O assédio eleitoral nas relações de trabalho é proibido e pode gerar consequências nas esferas trabalhista, eleitoral e, conforme o caso, criminal.
A prática ocorre quando alguém utiliza sua posição de poder no ambiente de trabalho para influenciar, constranger ou pressionar trabalhadores a votar, deixar de votar ou apoiar determinado candidato, partido ou posicionamento político.
Essas situações podem dar origem a ações trabalhistas na Justiça do Trabalho, especialmente em casos de ameaça, constrangimento, discriminação ou abuso do poder diretivo do empregador, com possibilidade de responsabilização e indenização pelos danos causados.
O empregador que praticar assédio eleitoral no trabalho pode enfrentar sérias consequências, como multa; rescisão indireta do contrato de trabalho; indenização por danos morais para o trabalhador; e sanções penais, que pode chegar até a prisão, dependendo da gravidade da situação.
Como identificar o assédio eleitoral
Vale destacar que nem toda conversa sobre política configura assédio eleitoral.

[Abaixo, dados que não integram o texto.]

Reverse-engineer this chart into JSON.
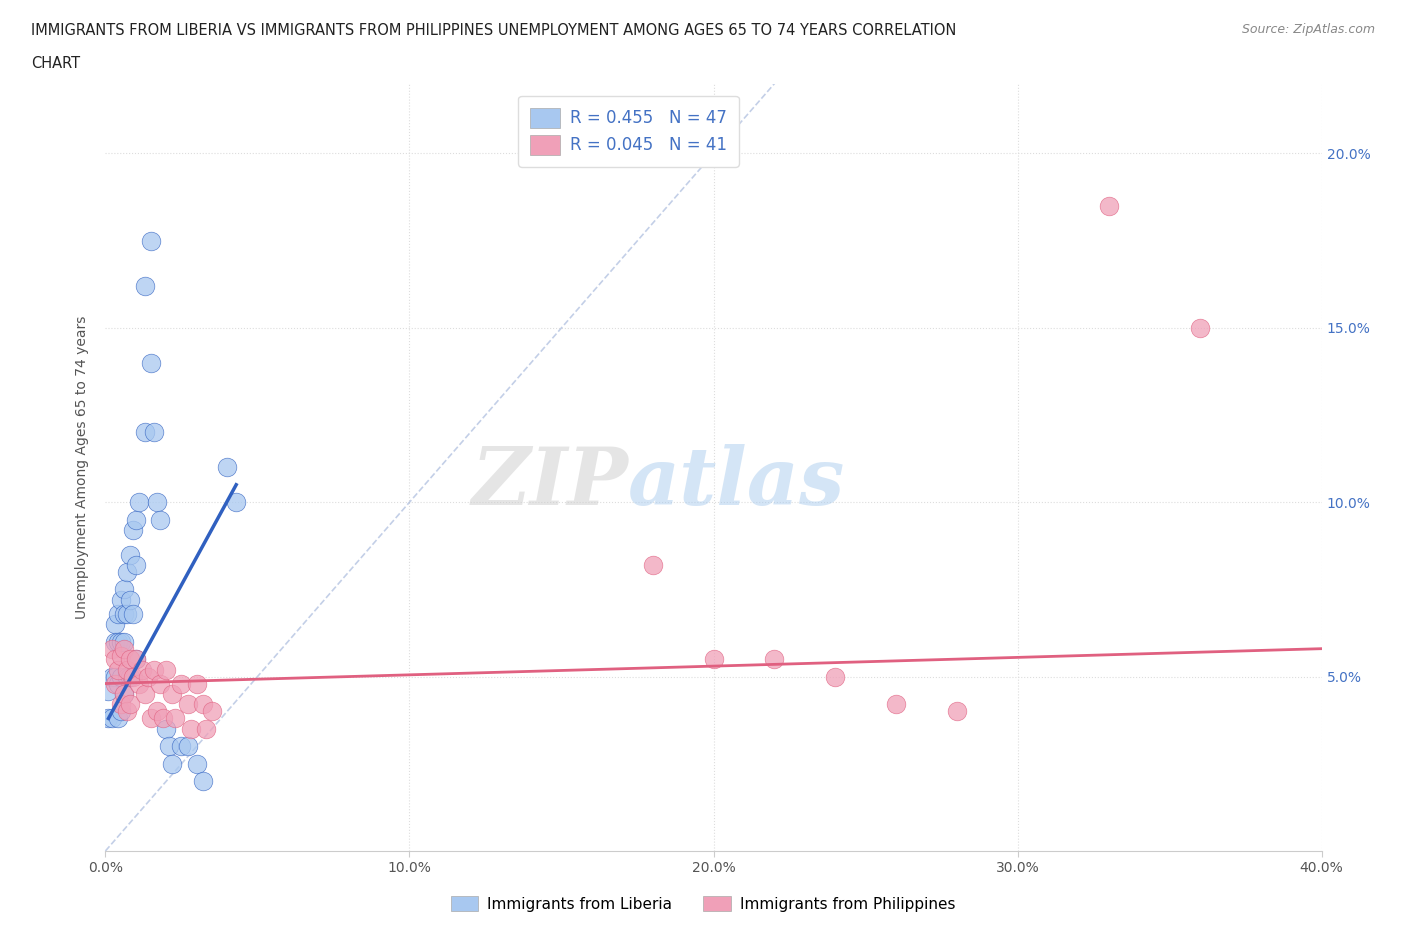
{
  "title_line1": "IMMIGRANTS FROM LIBERIA VS IMMIGRANTS FROM PHILIPPINES UNEMPLOYMENT AMONG AGES 65 TO 74 YEARS CORRELATION",
  "title_line2": "CHART",
  "source_text": "Source: ZipAtlas.com",
  "ylabel": "Unemployment Among Ages 65 to 74 years",
  "xlim": [
    0.0,
    0.4
  ],
  "ylim": [
    0.0,
    0.22
  ],
  "xtick_labels": [
    "0.0%",
    "10.0%",
    "20.0%",
    "30.0%",
    "40.0%"
  ],
  "xtick_values": [
    0.0,
    0.1,
    0.2,
    0.3,
    0.4
  ],
  "ytick_labels": [
    "5.0%",
    "10.0%",
    "15.0%",
    "20.0%"
  ],
  "ytick_values": [
    0.05,
    0.1,
    0.15,
    0.2
  ],
  "legend_liberia": "Immigrants from Liberia",
  "legend_philippines": "Immigrants from Philippines",
  "R_liberia": 0.455,
  "N_liberia": 47,
  "R_philippines": 0.045,
  "N_philippines": 41,
  "color_liberia": "#A8C8F0",
  "color_liberia_line": "#3060C0",
  "color_philippines": "#F0A0B8",
  "color_philippines_line": "#E06080",
  "color_diagonal": "#AABBDD",
  "watermark_left": "ZIP",
  "watermark_right": "atlas",
  "background_color": "#ffffff",
  "grid_color": "#DDDDDD",
  "liberia_x": [
    0.001,
    0.001,
    0.002,
    0.002,
    0.003,
    0.003,
    0.003,
    0.004,
    0.004,
    0.004,
    0.004,
    0.005,
    0.005,
    0.005,
    0.005,
    0.006,
    0.006,
    0.006,
    0.006,
    0.007,
    0.007,
    0.007,
    0.008,
    0.008,
    0.008,
    0.009,
    0.009,
    0.01,
    0.01,
    0.01,
    0.011,
    0.013,
    0.013,
    0.015,
    0.015,
    0.016,
    0.017,
    0.018,
    0.02,
    0.021,
    0.022,
    0.025,
    0.027,
    0.03,
    0.032,
    0.04,
    0.043
  ],
  "liberia_y": [
    0.046,
    0.038,
    0.05,
    0.038,
    0.065,
    0.06,
    0.05,
    0.068,
    0.06,
    0.048,
    0.038,
    0.072,
    0.06,
    0.05,
    0.04,
    0.075,
    0.068,
    0.06,
    0.045,
    0.08,
    0.068,
    0.05,
    0.085,
    0.072,
    0.05,
    0.092,
    0.068,
    0.095,
    0.082,
    0.055,
    0.1,
    0.162,
    0.12,
    0.175,
    0.14,
    0.12,
    0.1,
    0.095,
    0.035,
    0.03,
    0.025,
    0.03,
    0.03,
    0.025,
    0.02,
    0.11,
    0.1
  ],
  "philippines_x": [
    0.002,
    0.003,
    0.003,
    0.004,
    0.005,
    0.005,
    0.006,
    0.006,
    0.007,
    0.007,
    0.008,
    0.008,
    0.009,
    0.01,
    0.011,
    0.012,
    0.013,
    0.014,
    0.015,
    0.016,
    0.017,
    0.018,
    0.019,
    0.02,
    0.022,
    0.023,
    0.025,
    0.027,
    0.028,
    0.03,
    0.032,
    0.033,
    0.035,
    0.18,
    0.2,
    0.22,
    0.24,
    0.26,
    0.28,
    0.33,
    0.36
  ],
  "philippines_y": [
    0.058,
    0.055,
    0.048,
    0.052,
    0.056,
    0.042,
    0.058,
    0.045,
    0.052,
    0.04,
    0.055,
    0.042,
    0.05,
    0.055,
    0.048,
    0.052,
    0.045,
    0.05,
    0.038,
    0.052,
    0.04,
    0.048,
    0.038,
    0.052,
    0.045,
    0.038,
    0.048,
    0.042,
    0.035,
    0.048,
    0.042,
    0.035,
    0.04,
    0.082,
    0.055,
    0.055,
    0.05,
    0.042,
    0.04,
    0.185,
    0.15
  ],
  "lib_trend_x": [
    0.001,
    0.043
  ],
  "lib_trend_y": [
    0.038,
    0.105
  ],
  "phi_trend_x": [
    0.0,
    0.4
  ],
  "phi_trend_y": [
    0.048,
    0.058
  ]
}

O problema ocorre quando há pressão, intimidação ou qualquer forma de constrangimento em razão da relação de trabalho.
São exemplos de assédio eleitoral:
- ameaçar demitir, transferir ou prejudicar empregados caso não votem em determinado candidato;
- prometer aumento salarial, promoção, bônus ou qualquer benefício em troca de voto;
- obrigar trabalhadores a participar de atos, reuniões, passeatas ou campanhas políticas;
- exigir a divulgação de candidatos nas redes sociais pessoais dos empregados;
- constranger trabalhadores a revelar em quem pretendem votar;
- humilhar, perseguir ou discriminar empregados por suas opiniões políticas.

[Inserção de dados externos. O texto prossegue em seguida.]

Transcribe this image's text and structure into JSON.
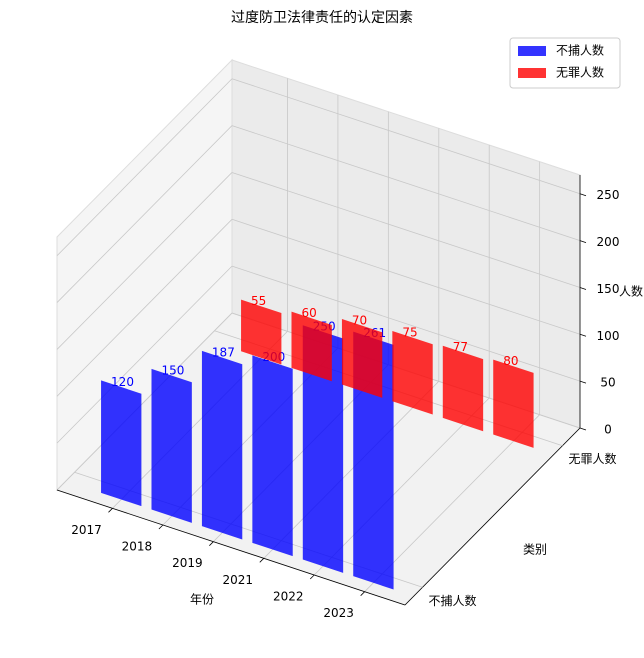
{
  "chart_data": {
    "type": "bar3d",
    "title": "过度防卫法律责任的认定因素",
    "x_label": "年份",
    "y_label": "类别",
    "z_label": "人数",
    "categories": [
      "2017",
      "2018",
      "2019",
      "2021",
      "2022",
      "2023"
    ],
    "series": [
      {
        "name": "不捕人数",
        "color": "#0000ff",
        "values": [
          120,
          150,
          187,
          200,
          250,
          261
        ]
      },
      {
        "name": "无罪人数",
        "color": "#ff0000",
        "values": [
          55,
          60,
          70,
          75,
          77,
          80
        ]
      }
    ],
    "zlim": [
      0,
      270
    ],
    "zticks": [
      0,
      50,
      100,
      150,
      200,
      250
    ],
    "grid": true,
    "legend": "upper right"
  }
}
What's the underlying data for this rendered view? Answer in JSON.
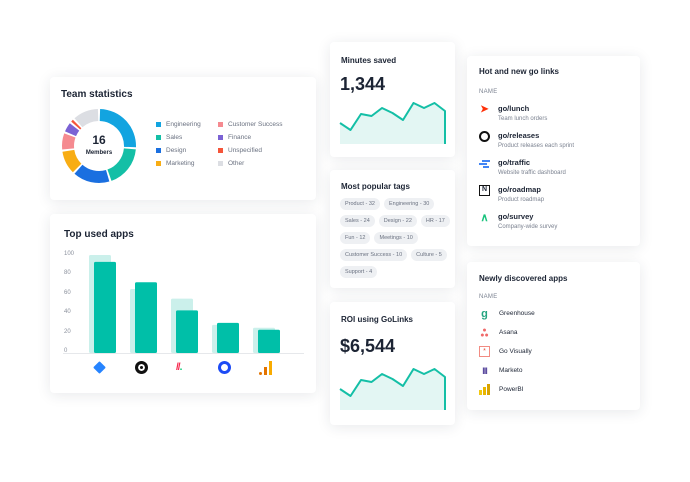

Também configura assédio eleitoral qualquer tentativa de utilizar a relação de emprego para influenciar a liberdade de escolha do trabalhador durante o período eleitoral.
Como denunciar
Quem sofrer ou presenciar uma situação de assédio eleitoral deve, sempre que possível, guardar provas, como mensagens, e-mails, áudios, vídeos, fotografias ou a identificação de testemunhas. Esses elementos podem contribuir para a apuração dos fatos.

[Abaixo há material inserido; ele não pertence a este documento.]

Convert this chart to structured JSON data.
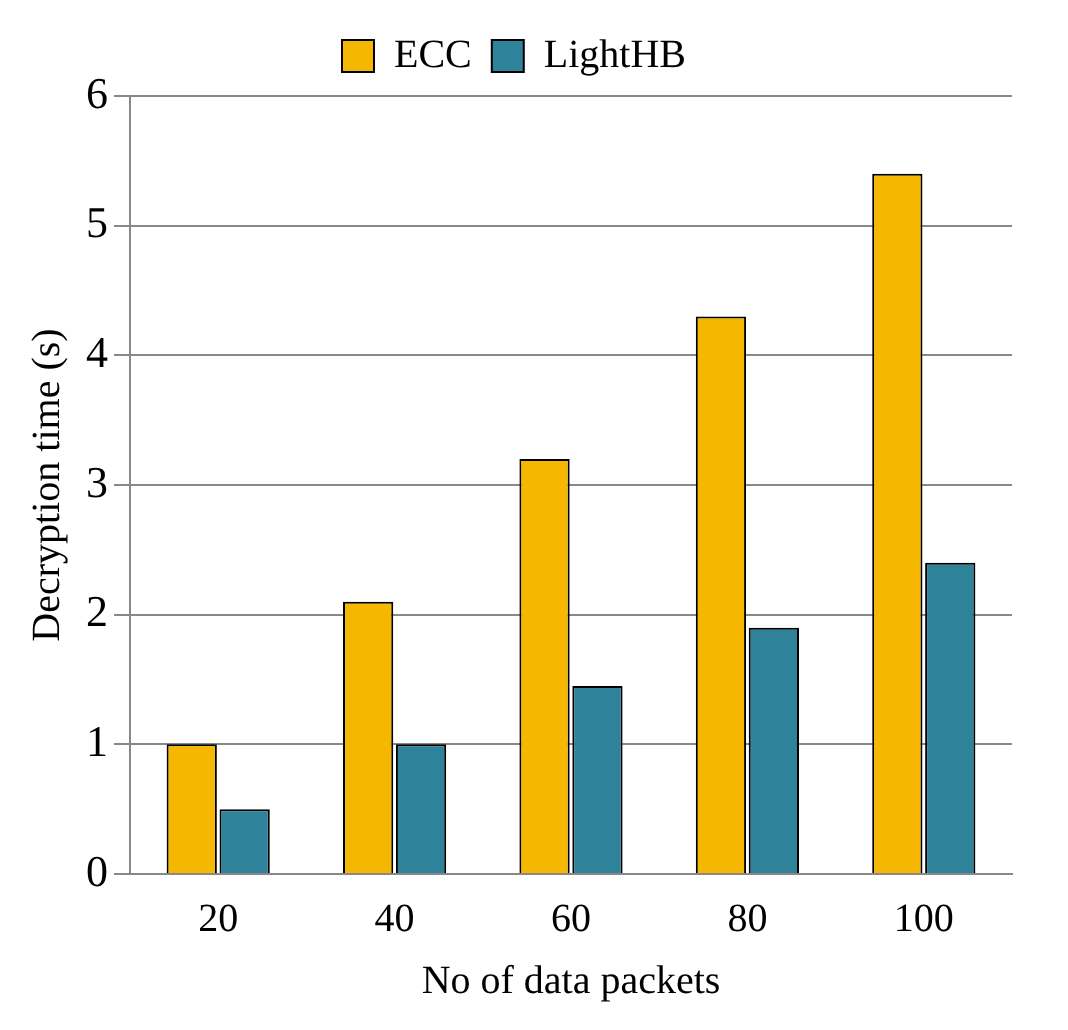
{
  "chart_data": {
    "type": "bar",
    "categories": [
      "20",
      "40",
      "60",
      "80",
      "100"
    ],
    "series": [
      {
        "name": "ECC",
        "color": "#f5b700",
        "values": [
          1.0,
          2.1,
          3.2,
          4.3,
          5.4
        ]
      },
      {
        "name": "LightHB",
        "color": "#2e8299",
        "values": [
          0.5,
          1.0,
          1.45,
          1.9,
          2.4
        ]
      }
    ],
    "xlabel": "No of data packets",
    "ylabel": "Decryption time (s)",
    "ylim": [
      0,
      6
    ],
    "yticks": [
      0,
      1,
      2,
      3,
      4,
      5,
      6
    ],
    "grid": "y",
    "legend": "top"
  }
}
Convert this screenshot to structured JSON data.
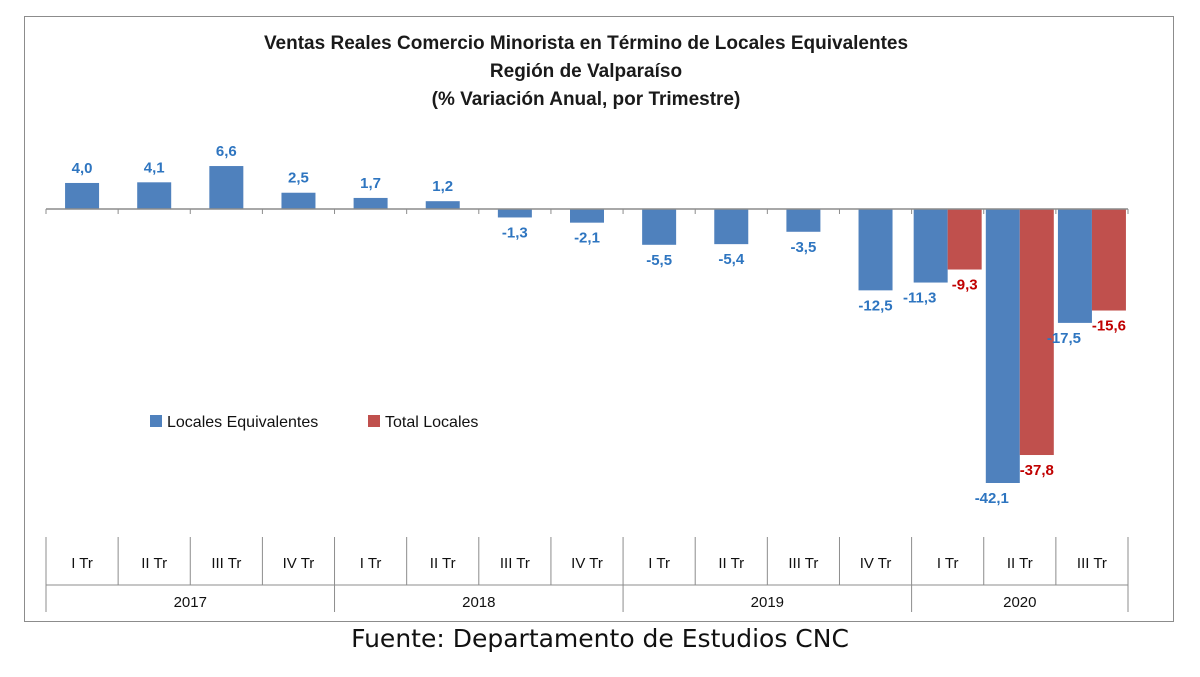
{
  "chart_data": {
    "type": "bar",
    "title": [
      "Ventas Reales Comercio Minorista  en Término de Locales Equivalentes",
      "Región de Valparaíso",
      "(% Variación Anual, por Trimestre)"
    ],
    "categories": [
      "I Tr",
      "II Tr",
      "III Tr",
      "IV Tr",
      "I Tr",
      "II Tr",
      "III Tr",
      "IV Tr",
      "I Tr",
      "II Tr",
      "III Tr",
      "IV Tr",
      "I Tr",
      "II Tr",
      "III Tr"
    ],
    "groups": [
      {
        "label": "2017",
        "span": 4
      },
      {
        "label": "2018",
        "span": 4
      },
      {
        "label": "2019",
        "span": 4
      },
      {
        "label": "2020",
        "span": 3
      }
    ],
    "series": [
      {
        "name": "Locales Equivalentes",
        "color": "#4f81bd",
        "label_color": "#2e75c0",
        "values": [
          4.0,
          4.1,
          6.6,
          2.5,
          1.7,
          1.2,
          -1.3,
          -2.1,
          -5.5,
          -5.4,
          -3.5,
          -12.5,
          -11.3,
          -42.1,
          -17.5
        ],
        "labels": [
          "4,0",
          "4,1",
          "6,6",
          "2,5",
          "1,7",
          "1,2",
          "-1,3",
          "-2,1",
          "-5,5",
          "-5,4",
          "-3,5",
          "-12,5",
          "-11,3",
          "-42,1",
          "-17,5"
        ]
      },
      {
        "name": "Total Locales",
        "color": "#c0504d",
        "label_color": "#c00000",
        "values": [
          null,
          null,
          null,
          null,
          null,
          null,
          null,
          null,
          null,
          null,
          null,
          null,
          -9.3,
          -37.8,
          -15.6
        ],
        "labels": [
          null,
          null,
          null,
          null,
          null,
          null,
          null,
          null,
          null,
          null,
          null,
          null,
          "-9,3",
          "-37,8",
          "-15,6"
        ]
      }
    ],
    "ylim": [
      -42.1,
      6.6
    ],
    "grid": false,
    "legend_position": "left-middle"
  },
  "source_note": "Fuente: Departamento de Estudios CNC"
}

A denúncia pode ser apresentada ao Tribunal Superior do Trabalho, ao Conselho Superior da Justiça do Trabalho (CSJT) e ao Ministério Público do Trabalho (MPT). O denunciante pode solicitar o sigilo de sua identidade.
O CSJT disponibilizou uma página na internet onde o eleitor pode tirar dúvidas sobre o que é assédio eleitoral, conhecer exemplos dessa prática e saber quais as penalidades.